Not less than 22 African Americans granted Sierra Leone citizenship

On Tuesday, Sierra Leone granted citizenship to 22 African Americans who, through DNA analysis, traced their roots to the West African country.

President Julius Maada Bio of Sierra Leone urged diaspora Africans to take advantage of opportunities in their “ancestral home” when, according to a statement from the presidency, he granted passports to new citizens at a ceremony held at the State House in Freetown.

President Bio stated that Sierra Leone, through repressive dictatorships, epidemics and disasters, had come a long way from slavery and colonialism, and that the objective of his government was to restore its dignity and open it up to the rest of the world.

The majority of the new citizens have traced their roots to the southern Bo and northern Tonkolili districts, officials said.

“This is the land of our mutual ancestors who were to later work rice fields and plantations that sustained the economies of the 13 British Colonies in the Americas,” Bio said.

“This is the land of Sengbeh Pieh of the Amistad revolt. This is the land of the rice coast, of the Gullahs, of folktales about the trickster, of handicraft, of foodways, of seeking rituals, and the call and response of African-American song and dance.”

In 2008, after tracing his roots to Sierra Leone via DNA analysis, Hollywood actor Isaiah Washington became the first African American to be granted citizenship by an African nation. His “back home” journey, where he was crowned boss, is the subject of a 2010 Hollywood film.

Since then, several African Americans, including Whoopi Goldberg, a star in the anti-apartheid blockbuster Sarafina, who also traced her origins to Sierra Leone, have developed an interest in tracing their roots to the continent.

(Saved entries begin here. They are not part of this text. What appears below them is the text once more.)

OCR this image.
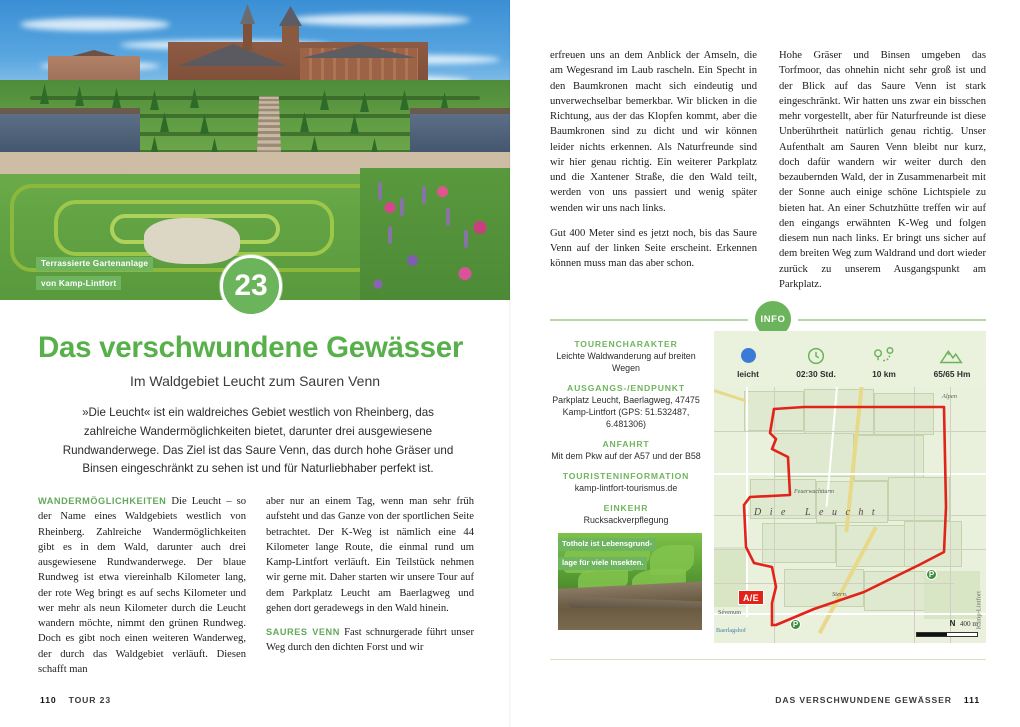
Terrassierte Gartenanlage
von Kamp-Lintfort	23
Das verschwundene Gewässer
Im Waldgebiet Leucht zum Sauren Venn
»Die Leucht« ist ein waldreiches Gebiet westlich von Rheinberg, das zahlreiche Wandermöglichkeiten bietet, darunter drei ausgewiesene Rundwanderwege. Das Ziel ist das Saure Venn, das durch hohe Gräser und Binsen eingeschränkt zu sehen ist und für Naturliebhaber perfekt ist.

WANDERMÖGLICHKEITEN Die Leucht – so der Name eines Waldgebiets westlich von Rheinberg. Zahlreiche Wandermöglichkeiten gibt es in dem Wald, darunter auch drei ausgewiesene Rundwanderwege. Der blaue Rundweg ist etwa viereinhalb Kilometer lang, der rote Weg bringt es auf sechs Kilometer und wer mehr als neun Kilometer durch die Leucht wandern möchte, nimmt den grünen Rundweg. Doch es gibt noch einen weiteren Wanderweg, der durch das Waldgebiet verläuft. Diesen schafft man

aber nur an einem Tag, wenn man sehr früh aufsteht und das Ganze von der sportlichen Seite betrachtet. Der K-Weg ist nämlich eine 44 Kilometer lange Route, die einmal rund um Kamp-Lintfort verläuft. Ein Teilstück nehmen wir gerne mit. Daher starten wir unsere Tour auf dem Parkplatz Leucht am Baerlagweg und gehen dort geradewegs in den Wald hinein.

SAURES VENN Fast schnurgerade führt unser Weg durch den dichten Forst und wir

110 TOUR 23

erfreuen uns an dem Anblick der Amseln, die am Wegesrand im Laub rascheln. Ein Specht in den Baumkronen macht sich eindeutig und unverwechselbar bemerkbar. Wir blicken in die Richtung, aus der das Klopfen kommt, aber die Baumkronen sind zu dicht und wir können leider nichts erkennen. Als Naturfreunde sind wir hier genau richtig. Ein weiterer Parkplatz und die Xantener Straße, die den Wald teilt, werden von uns passiert und wenig später wenden wir uns nach links.

Gut 400 Meter sind es jetzt noch, bis das Saure Venn auf der linken Seite erscheint. Erkennen können muss man das aber schon.

Hohe Gräser und Binsen umgeben das Torfmoor, das ohnehin nicht sehr groß ist und der Blick auf das Saure Venn ist stark eingeschränkt. Wir hatten uns zwar ein bisschen mehr vorgestellt, aber für Naturfreunde ist diese Unberührtheit natürlich genau richtig. Unser Aufenthalt am Sauren Venn bleibt nur kurz, doch dafür wandern wir weiter durch den bezaubernden Wald, der in Zusammenarbeit mit der Sonne auch einige schöne Lichtspiele zu bieten hat. An einer Schutzhütte treffen wir auf den eingangs erwähnten K-Weg und folgen diesem nun nach links. Er bringt uns sicher auf dem breiten Weg zum Waldrand und dort wieder zurück zu unserem Ausgangspunkt am Parkplatz.

INFO
TOURENCHARAKTER
Leichte Waldwanderung auf breiten Wegen
AUSGANGS-/ENDPUNKT
Parkplatz Leucht, Baerlagweg, 47475 Kamp-Lintfort (GPS: 51.532487, 6.481306)
ANFAHRT
Mit dem Pkw auf der A57 und der B58
TOURISTENINFORMATION
kamp-lintfort-tourismus.de
EINKEHR
Rucksackverpflegung
Totholz ist Lebensgrund-
lage für viele Insekten.
leicht	02:30 Std.	10 km	65/65 Hm
Die Leucht
Feuerwachtturm
Alpen
Stern.
Sévenum
Baerlagshof
Kamp-Lintfort
A/E
P
P
N 400 m
DAS VERSCHWUNDENE GEWÄSSER 111
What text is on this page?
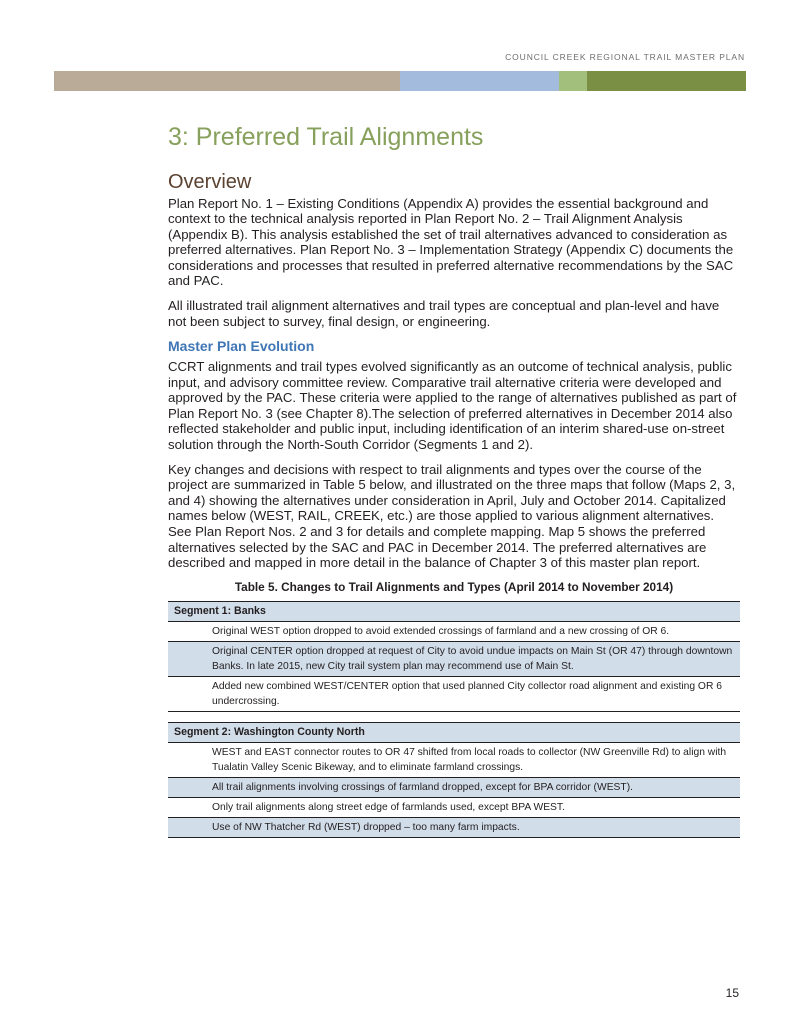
COUNCIL CREEK REGIONAL TRAIL MASTER PLAN
3: Preferred Trail Alignments
Overview

Plan Report No. 1 – Existing Conditions (Appendix A) provides the essential background and context to the technical analysis reported in Plan Report No. 2 – Trail Alignment Analysis (Appendix B). This analysis established the set of trail alternatives advanced to consideration as preferred alternatives. Plan Report No. 3 – Implementation Strategy (Appendix C) documents the considerations and processes that resulted in preferred alternative recommendations by the SAC and PAC.

All illustrated trail alignment alternatives and trail types are conceptual and plan-level and have not been subject to survey, final design, or engineering.

Master Plan Evolution

CCRT alignments and trail types evolved significantly as an outcome of technical analysis, public input, and advisory committee review. Comparative trail alternative criteria were developed and approved by the PAC. These criteria were applied to the range of alternatives published as part of Plan Report No. 3 (see Chapter 8).The selection of preferred alternatives in December 2014 also reflected stakeholder and public input, including identification of an interim shared-use on-street solution through the North-South Corridor (Segments 1 and 2).

Key changes and decisions with respect to trail alignments and types over the course of the project are summarized in Table 5 below, and illustrated on the three maps that follow (Maps 2, 3, and 4) showing the alternatives under consideration in April, July and October 2014. Capitalized names below (WEST, RAIL, CREEK, etc.) are those applied to various alignment alternatives. See Plan Report Nos. 2 and 3 for details and complete mapping. Map 5 shows the preferred alternatives selected by the SAC and PAC in December 2014. The preferred alternatives are described and mapped in more detail in the balance of Chapter 3 of this master plan report.

Table 5. Changes to Trail Alignments and Types (April 2014 to November 2014)
Segment 1: Banks
Original WEST option dropped to avoid extended crossings of farmland and a new crossing of OR 6.
Original CENTER option dropped at request of City to avoid undue impacts on Main St (OR 47) through downtown Banks. In late 2015, new City trail system plan may recommend use of Main St.
Added new combined WEST/CENTER option that used planned City collector road alignment and existing OR 6 undercrossing.

Segment 2: Washington County North
WEST and EAST connector routes to OR 47 shifted from local roads to collector (NW Greenville Rd) to align with Tualatin Valley Scenic Bikeway, and to eliminate farmland crossings.
All trail alignments involving crossings of farmland dropped, except for BPA corridor (WEST).
Only trail alignments along street edge of farmlands used, except BPA WEST.
Use of NW Thatcher Rd (WEST) dropped – too many farm impacts.
15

There is a rich history in Sierra Leone tied to the trans-Atlantic slave trade. The tale of the Amistad Revolt, led by Sengbeh Pieh, a Sierra Leonean anti-slavery campaigner, is notable.

Pieh, known as Joseph Cinqué in the western world, is of Mende origin, one of Sierra Leone’s two largest ethnic groups. On the Spanish slave ship La Amistad, he led the infamous revolt of many Africans.

According to The EastAfrican, the government of Sierra Leone hopes to sell the country to the outside world using this history.